Poser la bonne question, c'est cibler le point-clé du problème.

Exemple de bonne question:
Est-ce la vue qui permet à la chauve-souris d'éviter les obstacles ?

La question implique déjà la participation des sens de l'animal. On peut vérifier facilement que l'hypothèse n'est pas bonne, mais ce n'est pas grave, une voie fructueuse est ouverte en modifiant l'hypothèse de départ.

4.2. Construire un plan d'expérience qui permette une argumentation efficace

Il faut impérativement partir d'une idée avant d'expérimenter, c'est à dire formuler une hypothèse
Il faut ensuite analyser soigneusement les résultats et réflechir aux conséquences et conclusions qui peuvent être déduites.

4.3. Manifester en permanence un esprit critique

Ne pas prendre ses désirs pour des réalités.

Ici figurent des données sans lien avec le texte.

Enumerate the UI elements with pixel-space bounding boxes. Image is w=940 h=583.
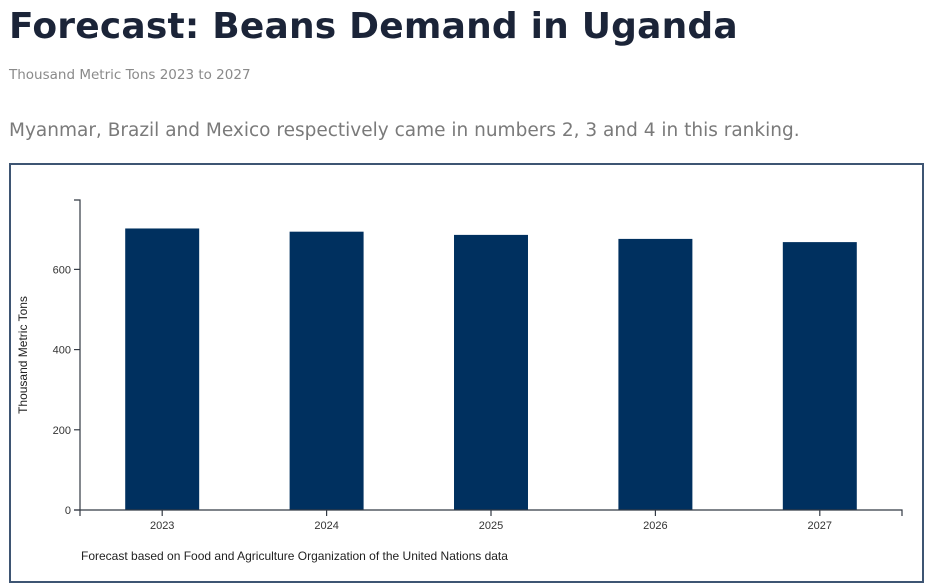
y-axis: 0 200 400 600 <box>53 199 81 517</box>
x-tick-label: 2025 <box>479 520 503 532</box>
chart-description: Myanmar, Brazil and Mexico respectively … <box>9 120 800 141</box>
y-tick-label: 200 <box>53 425 71 437</box>
page-subtitle: Thousand Metric Tons 2023 to 2027 <box>9 67 251 83</box>
y-tick-label: 0 <box>65 505 71 517</box>
y-tick-label: 400 <box>53 345 71 357</box>
x-tick-label: 2026 <box>643 520 667 532</box>
source-note: Forecast based on Food and Agriculture O… <box>81 549 508 563</box>
y-axis-title: Thousand Metric Tons <box>16 296 30 414</box>
bar-2024 <box>289 231 364 510</box>
bar-2025 <box>454 234 528 510</box>
y-tick-label: 600 <box>53 264 71 276</box>
bars-group <box>125 228 857 510</box>
x-tick-label: 2027 <box>808 520 832 532</box>
page-title: Forecast: Beans Demand in Uganda <box>9 6 738 47</box>
x-tick-label: 2023 <box>150 520 174 532</box>
x-tick-label: 2024 <box>314 520 338 532</box>
x-axis: 2023 2024 2025 2026 2027 <box>79 509 903 532</box>
bar-2023 <box>125 228 200 510</box>
bar-2027 <box>782 242 857 510</box>
bar-2026 <box>618 238 693 510</box>
y-axis-line <box>74 199 81 511</box>
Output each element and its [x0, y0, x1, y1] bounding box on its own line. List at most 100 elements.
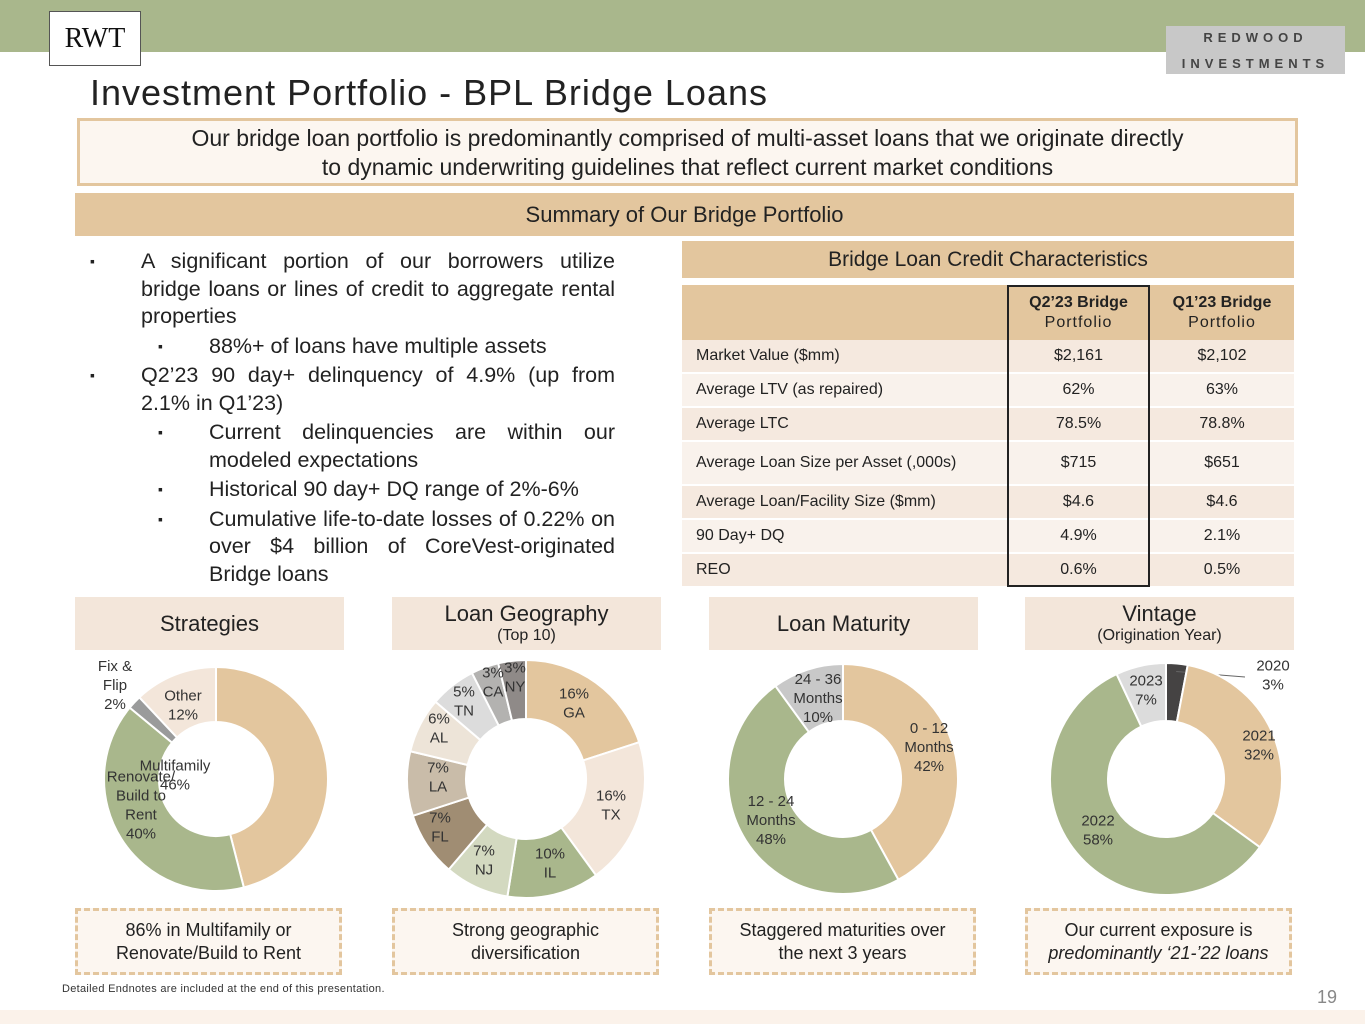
bullet-text: Cumulative life-to-date losses of 0.22% …: [209, 506, 615, 586]
donut-label-line: Fix &: [98, 658, 132, 675]
credit-characteristics-table: Q2’23 Bridge Portfolio Q1’23 Bridge Portfo…: [682, 285, 1294, 588]
q1-value: 63%: [1150, 373, 1294, 408]
q1-value: 0.5%: [1150, 553, 1294, 588]
bullet-marker: ▪: [90, 253, 95, 269]
bullet-item: ▪ Q2’23 90 day+ delinquency of 4.9% (up f…: [90, 362, 615, 417]
bullet-text: 88%+ of loans have multiple assets: [209, 333, 547, 358]
row-label: 90 Day+ DQ: [682, 519, 1007, 554]
donut-slice-0-12-months: [842, 662, 959, 882]
logo-text: RWT: [64, 22, 126, 54]
row-label: Average LTV (as repaired): [682, 373, 1007, 408]
bullet-marker: ▪: [158, 510, 163, 527]
bottom-bar: [0, 1010, 1365, 1024]
table-row: Average Loan Size per Asset (,000s) $715 $…: [682, 441, 1294, 486]
col-q2-header: Q2’23 Bridge Portfolio: [1007, 285, 1150, 340]
donut-label-24-36-months: 24 - 36 Months 10%: [793, 671, 842, 726]
vintage-donut-svg: 2020 3% 2021 32% 2022 58% 2023 7%: [1049, 658, 1290, 896]
donut-label-ca: 3% CA: [482, 665, 504, 701]
donut-label-line: 2020: [1256, 658, 1289, 675]
q1-value: 2.1%: [1150, 519, 1294, 554]
donut-slice-renovate-build-to-rent: [103, 706, 246, 892]
maturity-donut-svg: 0 - 12 Months 42% 12 - 24 Months 48% 24 - 36 Mo…: [727, 662, 959, 895]
donut-label-tx: 16% TX: [596, 788, 626, 824]
donut-label-line: 0 - 12: [910, 720, 948, 737]
donut-label-al: 6% AL: [428, 711, 450, 747]
strategies-donut-svg: Multifamily 46%Renovate/Build to Rent 40% Fi…: [98, 658, 329, 892]
table-header-blank: [682, 285, 1007, 340]
donut-label-ny: 3% NY: [504, 660, 526, 696]
donut-label-line: 32%: [1244, 747, 1274, 764]
donut-label-line: Other: [164, 688, 202, 705]
bullet-item: ▪ A significant portion of our borrowers …: [90, 248, 615, 331]
donut-label-line: 12 - 24: [748, 793, 795, 810]
donut-slice-2021: [1175, 663, 1283, 849]
table-row: 90 Day+ DQ 4.9% 2.1%: [682, 519, 1294, 554]
donut-label-multifamily: Multifamily 46%: [140, 758, 211, 794]
donut-label-line: 3%: [504, 660, 526, 677]
table-row: Average Loan/Facility Size ($mm) $4.6 $4.6: [682, 485, 1294, 520]
donut-label-line: 48%: [756, 831, 786, 848]
donut-label-line: AL: [430, 730, 448, 747]
vintage-title: Vintage: [1122, 601, 1197, 626]
callout-line-1: Staggered maturities over: [739, 919, 946, 940]
geography-title: Loan Geography: [444, 601, 609, 626]
donut-label-line: 2023: [1129, 673, 1162, 690]
strategies-title: Strategies: [159, 611, 260, 636]
row-label: Average LTC: [682, 407, 1007, 442]
donut-slice-12-24-months: [727, 684, 900, 895]
donut-label-line: 3%: [1262, 677, 1284, 694]
table-row: Average LTV (as repaired) 62% 63%: [682, 373, 1294, 408]
donut-label-line: Renovate/: [107, 769, 176, 786]
geography-donut-chart: 16% GA 16% TX 10% IL 7% NJ 7% FL 7% LA 6% AL 5% TN 3% CA 3…: [392, 655, 661, 905]
redwood-brand-logo: REDWOOD INVESTMENTS: [1166, 26, 1345, 74]
donut-label-line: 2%: [104, 696, 126, 713]
donut-label-line: Flip: [103, 677, 127, 694]
geography-header: Loan Geography (Top 10): [392, 597, 661, 650]
rwt-logo: RWT: [49, 11, 141, 66]
col-q2-title: Q2’23 Bridge: [1029, 293, 1128, 311]
q2-value: $4.6: [1007, 485, 1150, 520]
donut-label-line: TX: [601, 807, 620, 824]
bullet-marker: ▪: [90, 367, 95, 383]
subtitle-box: Our bridge loan portfolio is predominant…: [77, 118, 1298, 186]
callout-line-1: Our current exposure is: [1064, 919, 1253, 940]
donut-label-il: 10% IL: [535, 846, 565, 882]
brand-line-1: REDWOOD: [1203, 30, 1308, 45]
callout-line-2: the next 3 years: [778, 942, 907, 963]
donut-label-renovate-build-to-rent: Renovate/Build to Rent 40%: [107, 769, 176, 843]
bullet-marker: ▪: [158, 481, 163, 497]
sub-bullet-item: ▪ Current delinquencies are within our mo…: [90, 419, 615, 474]
callout-emphasis: predominantly ‘21-’22 loans: [1048, 942, 1269, 963]
vintage-subtitle: (Origination Year): [1097, 627, 1222, 644]
donut-label-line: LA: [429, 779, 447, 796]
bullet-text: Current delinquencies are within our mod…: [209, 420, 615, 472]
donut-slice-tx: [559, 740, 646, 877]
geography-callout: Strong geographic diversification: [392, 908, 659, 975]
footnote: Detailed Endnotes are included at the en…: [62, 983, 385, 995]
donut-label-line: 24 - 36: [795, 671, 842, 688]
donut-label-line: 3%: [482, 665, 504, 682]
donut-label-line: CA: [483, 684, 504, 701]
donut-label-other: Other 12%: [164, 688, 202, 724]
donut-slice-2023: [1115, 661, 1167, 728]
donut-label-line: Months: [904, 739, 953, 756]
row-label: Average Loan/Facility Size ($mm): [682, 485, 1007, 520]
q2-value: 78.5%: [1007, 407, 1150, 442]
donut-label-12-24-months: 12 - 24 Months 48%: [746, 793, 795, 848]
donut-label-line: 10%: [535, 846, 565, 863]
vintage-header: Vintage (Origination Year): [1025, 597, 1294, 650]
bullet-text: Q2’23 90 day+ delinquency of 4.9% (up fr…: [141, 363, 615, 415]
page-number: 19: [1317, 987, 1338, 1007]
donut-label-line: 46%: [160, 777, 190, 794]
q2-value: $2,161: [1007, 340, 1150, 374]
donut-label-la: 7% LA: [427, 760, 449, 796]
donut-label-line: 7%: [429, 810, 451, 827]
maturity-title: Loan Maturity: [776, 611, 911, 636]
donut-label-2022: 2022 58%: [1081, 813, 1114, 849]
bullet-marker: ▪: [158, 424, 163, 440]
top-banner: [0, 0, 1365, 52]
maturity-callout: Staggered maturities over the next 3 year…: [709, 908, 976, 975]
col-q1-sub: Portfolio: [1188, 313, 1256, 331]
strategies-header: Strategies: [75, 597, 344, 650]
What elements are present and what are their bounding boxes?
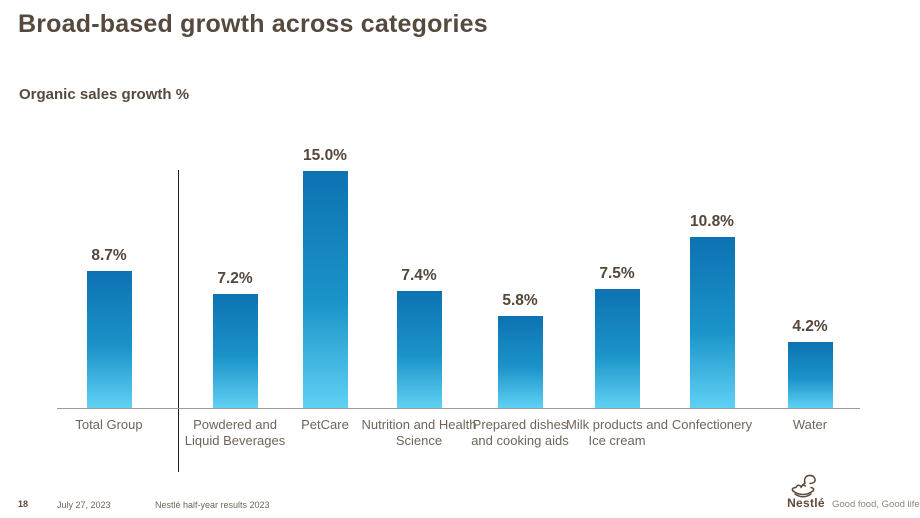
nestle-nest-icon xyxy=(791,474,816,498)
bar-category-label: Water xyxy=(792,417,828,432)
nestle-logo: Nestlé Good food, Good life xyxy=(785,468,920,512)
bar-1 xyxy=(212,294,258,408)
bar-category-label: PetCare xyxy=(301,417,349,432)
bar-value-label: 4.2% xyxy=(792,318,828,335)
bar-value-label: 7.4% xyxy=(401,267,437,284)
bar-value-label: 15.0% xyxy=(303,147,347,164)
bar-0 xyxy=(86,271,132,408)
bar-3 xyxy=(396,291,442,408)
chart-subtitle: Organic sales growth % xyxy=(19,86,190,103)
bar-4 xyxy=(497,316,543,408)
page-number: 18 xyxy=(18,499,29,509)
bar-value-label: 5.8% xyxy=(502,292,538,309)
footer-document-title: Nestlé half-year results 2023 xyxy=(155,500,270,510)
bar-category-label: Total Group xyxy=(75,417,143,432)
bar-6 xyxy=(689,237,735,408)
bar-category-label: Nutrition and Health Science xyxy=(361,417,477,448)
bar-value-label: 8.7% xyxy=(91,247,127,264)
bar-category-label: Milk products and Ice cream xyxy=(566,417,668,448)
bar-5 xyxy=(594,289,640,408)
bar-value-label: 7.5% xyxy=(599,265,635,282)
nestle-wordmark: Nestlé xyxy=(787,496,825,510)
footer-date: July 27, 2023 xyxy=(57,500,111,510)
bar-value-label: 10.8% xyxy=(690,213,734,230)
bar-7 xyxy=(787,342,833,408)
bar-value-label: 7.2% xyxy=(217,270,253,287)
slide-title: Broad-based growth across categories xyxy=(18,10,488,38)
bar-2 xyxy=(302,171,348,408)
bar-category-label: Confectionery xyxy=(671,417,753,432)
brand-tagline: Good food, Good life xyxy=(832,499,920,510)
total-group-separator-line xyxy=(178,170,179,472)
bar-category-label: Prepared dishes and cooking aids xyxy=(471,417,569,448)
bar-category-label: Powdered and Liquid Beverages xyxy=(184,417,286,448)
x-axis-line xyxy=(57,408,860,409)
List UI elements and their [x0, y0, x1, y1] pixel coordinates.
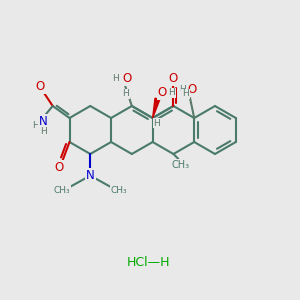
Text: H: H [40, 127, 47, 136]
Text: O: O [158, 86, 167, 99]
Text: H: H [182, 89, 189, 98]
Text: H: H [112, 74, 119, 83]
Text: O: O [122, 72, 131, 85]
Text: N: N [86, 169, 95, 182]
Text: O: O [35, 80, 45, 93]
Text: O: O [169, 72, 178, 85]
Text: H: H [122, 89, 129, 98]
Text: CH₃: CH₃ [53, 186, 70, 195]
Text: H: H [153, 118, 160, 127]
Text: N: N [39, 115, 48, 128]
Text: H: H [168, 88, 175, 97]
Text: CH₃: CH₃ [111, 186, 127, 195]
Text: HCl—H: HCl—H [126, 256, 170, 268]
Text: H: H [179, 85, 186, 94]
Text: O: O [55, 161, 64, 174]
Text: H: H [32, 121, 39, 130]
Text: O: O [188, 83, 197, 96]
Polygon shape [153, 98, 160, 118]
Text: CH₃: CH₃ [171, 160, 190, 170]
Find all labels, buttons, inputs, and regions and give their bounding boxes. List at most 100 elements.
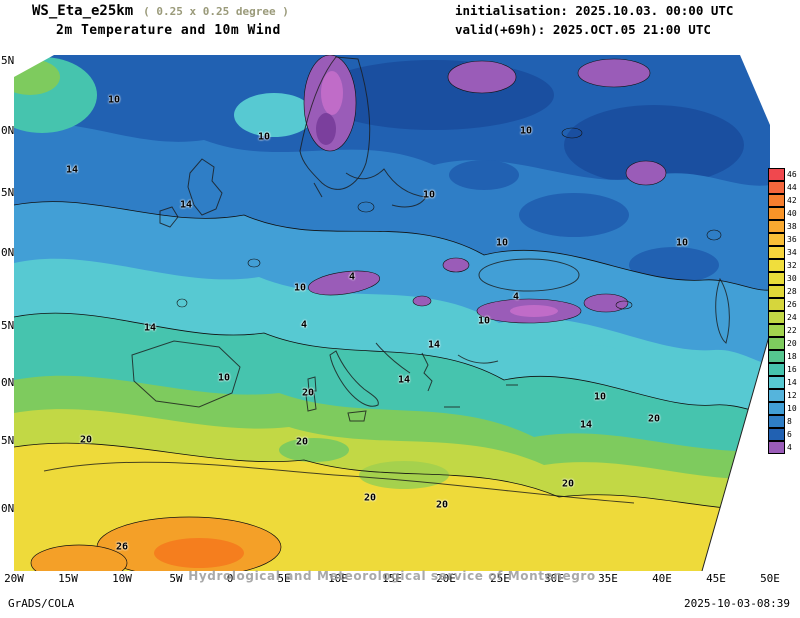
x-axis-label: 20W bbox=[4, 572, 24, 585]
colorbar-entry: 6 bbox=[768, 427, 797, 441]
temperature-map: 10 10 10 10 14 14 4 10 10 10 14 4 4 10 20 10 20 14 14 10 14 2… bbox=[14, 55, 770, 571]
colorbar-entry: 30 bbox=[768, 271, 797, 285]
domain-edge bbox=[14, 55, 770, 571]
grid-resolution: ( 0.25 x 0.25 degree ) bbox=[143, 5, 289, 18]
model-name: WS_Eta_e25km bbox=[32, 3, 134, 19]
contour-label: 20 bbox=[647, 413, 661, 425]
colorbar-value: 20 bbox=[787, 339, 797, 348]
purple-cold-patches bbox=[303, 55, 667, 324]
colorbar-swatch bbox=[768, 297, 785, 311]
colorbar-entry: 28 bbox=[768, 284, 797, 298]
contour-label: 20 bbox=[301, 387, 315, 399]
colorbar-entry: 22 bbox=[768, 323, 797, 337]
y-axis-label: 5N bbox=[1, 54, 15, 67]
minor-contours bbox=[176, 127, 722, 310]
contour-label: 10 bbox=[257, 131, 271, 143]
contour-label: 14 bbox=[427, 339, 441, 351]
colorbar-swatch bbox=[768, 271, 785, 285]
colorbar-entry: 10 bbox=[768, 401, 797, 415]
x-axis-label: 10E bbox=[328, 572, 348, 585]
x-axis-label: 50E bbox=[760, 572, 780, 585]
contour-label: 14 bbox=[179, 199, 193, 211]
x-axis-label: 0 bbox=[226, 572, 234, 585]
colorbar: 46 44 42 40 38 36 34 32 30 28 26 24 22 20 18 16 14 12 10 8 6… bbox=[768, 167, 797, 454]
contour-label: 10 bbox=[495, 237, 509, 249]
colorbar-entry: 20 bbox=[768, 336, 797, 350]
colorbar-value: 28 bbox=[787, 287, 797, 296]
colorbar-swatch bbox=[768, 375, 785, 389]
colorbar-value: 46 bbox=[787, 170, 797, 179]
x-axis-label: 25E bbox=[490, 572, 510, 585]
colorbar-value: 44 bbox=[787, 183, 797, 192]
colorbar-entry: 34 bbox=[768, 245, 797, 259]
contour-label: 20 bbox=[295, 436, 309, 448]
contour-label: 20 bbox=[79, 434, 93, 446]
colorbar-value: 10 bbox=[787, 404, 797, 413]
colorbar-entry: 40 bbox=[768, 206, 797, 220]
contour-lines bbox=[14, 201, 770, 510]
colorbar-value: 34 bbox=[787, 248, 797, 257]
colorbar-value: 18 bbox=[787, 352, 797, 361]
colorbar-value: 4 bbox=[787, 443, 792, 452]
colorbar-value: 14 bbox=[787, 378, 797, 387]
x-axis-label: 15W bbox=[58, 572, 78, 585]
x-axis-label: 5W bbox=[169, 572, 183, 585]
product-title: 2m Temperature and 10m Wind bbox=[56, 23, 281, 38]
contour-label: 14 bbox=[397, 374, 411, 386]
colorbar-entry: 46 bbox=[768, 167, 797, 181]
colorbar-value: 38 bbox=[787, 222, 797, 231]
contour-label: 4 bbox=[300, 319, 308, 331]
colorbar-swatch bbox=[768, 180, 785, 194]
contour-label: 14 bbox=[579, 419, 593, 431]
colorbar-entry: 38 bbox=[768, 219, 797, 233]
contour-label: 14 bbox=[65, 164, 79, 176]
colorbar-value: 22 bbox=[787, 326, 797, 335]
colorbar-swatch bbox=[768, 284, 785, 298]
colorbar-swatch bbox=[768, 167, 785, 181]
colorbar-value: 36 bbox=[787, 235, 797, 244]
colorbar-swatch bbox=[768, 323, 785, 337]
coastlines bbox=[43, 56, 730, 504]
x-axis-label: 15E bbox=[382, 572, 402, 585]
colorbar-value: 42 bbox=[787, 196, 797, 205]
y-axis-label: 0N bbox=[1, 246, 15, 259]
contour-label: 10 bbox=[519, 125, 533, 137]
colorbar-entry: 4 bbox=[768, 440, 797, 454]
x-axis-label: 40E bbox=[652, 572, 672, 585]
contour-label: 10 bbox=[293, 282, 307, 294]
grads-credit: GrADS/COLA bbox=[8, 597, 75, 610]
colorbar-value: 26 bbox=[787, 300, 797, 309]
contour-label: 10 bbox=[107, 94, 121, 106]
colorbar-swatch bbox=[768, 401, 785, 415]
contour-labels: 10 10 10 10 14 14 4 10 10 10 14 4 4 10 20 10 20 14 14 10 14 2… bbox=[14, 55, 770, 571]
colorbar-swatch bbox=[768, 206, 785, 220]
colorbar-entry: 36 bbox=[768, 232, 797, 246]
colorbar-value: 24 bbox=[787, 313, 797, 322]
colorbar-swatch bbox=[768, 427, 785, 441]
colorbar-swatch bbox=[768, 349, 785, 363]
colorbar-swatch bbox=[768, 258, 785, 272]
contour-label: 10 bbox=[217, 372, 231, 384]
contour-label: 20 bbox=[561, 478, 575, 490]
colorbar-value: 8 bbox=[787, 417, 792, 426]
contour-label: 14 bbox=[143, 322, 157, 334]
y-axis: 5N 0N 5N 0N 5N 0N 5N 0N bbox=[0, 54, 15, 571]
valid-time: valid(+69h): 2025.OCT.05 21:00 UTC bbox=[455, 22, 711, 37]
colorbar-entry: 24 bbox=[768, 310, 797, 324]
colorbar-entry: 12 bbox=[768, 388, 797, 402]
x-axis-label: 30E bbox=[544, 572, 564, 585]
contour-label: 20 bbox=[435, 499, 449, 511]
colorbar-swatch bbox=[768, 362, 785, 376]
x-axis-label: 35E bbox=[598, 572, 618, 585]
colorbar-value: 6 bbox=[787, 430, 792, 439]
colorbar-swatch bbox=[768, 219, 785, 233]
watermark: Hydrological and Meteorological service … bbox=[188, 569, 596, 583]
y-axis-label: 0N bbox=[1, 502, 15, 515]
colorbar-swatch bbox=[768, 440, 785, 454]
y-axis-label: 5N bbox=[1, 434, 15, 447]
contour-label: 10 bbox=[477, 315, 491, 327]
x-axis-label: 10W bbox=[112, 572, 132, 585]
colorbar-swatch bbox=[768, 414, 785, 428]
temperature-field-svg bbox=[14, 55, 770, 571]
contour-label: 26 bbox=[115, 541, 129, 553]
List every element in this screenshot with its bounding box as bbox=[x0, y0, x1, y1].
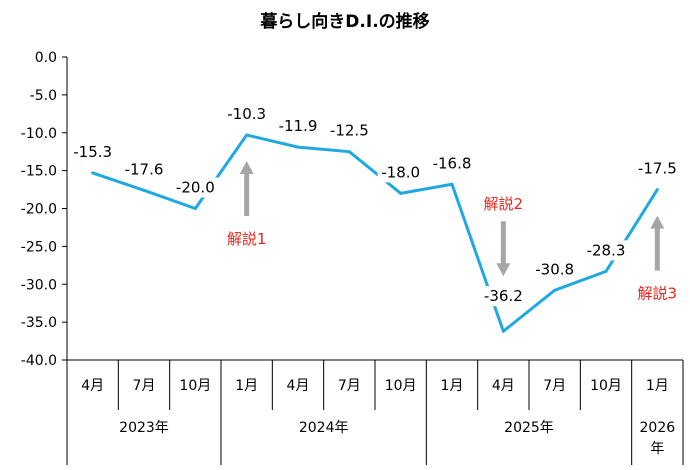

4.4. Quelques conseils supplémentaires aux apprentis chercheurs

Vous disposez de trois ans pour réaliser votre travail de thèse et au cours de ces trois années votre recherche doit avoir suffisamment d'intérêt pour donner lieu à une ou plusieurs publications dans des revues scientifiques sérieuses nationales ou internationales.
Donc, quand on vous propose un sujet de recherche, examinez-le de manière critique. Est-ce qu'il est précis ? L'expérience montre que les sujets vagues, mal cadrés sont fréquents.

Il faut commencer par faire une bibliographie rapide sur le sujet, si possible trouver des articles généraux (de synthèse) qui permettent de situer l'état d'avancement du sujet.
Il faut ensuite définir par quel bout le problème peut être abordé afin de formuler une hypothèse qui permettra de servir de fil directeur aux expériences. Ne vous engagez pas dans les expériences sans avoir défini une hypothèse de travail, c'est du temps perdu.
Avant de commencer, quand vous avez une certaine idée des expériences à mener, complétez très soigneusement la bibliographie pour savoir avec précision ce qui fait. La bibliographie permet en plus de fournir des idées pour de nouvelles expériences par analogie avec ce que l'on a lu.

Enfin, il est utile de rappeler que dans les sciences expérimentales, la modélisation ne dispense pas de l'expérimentation.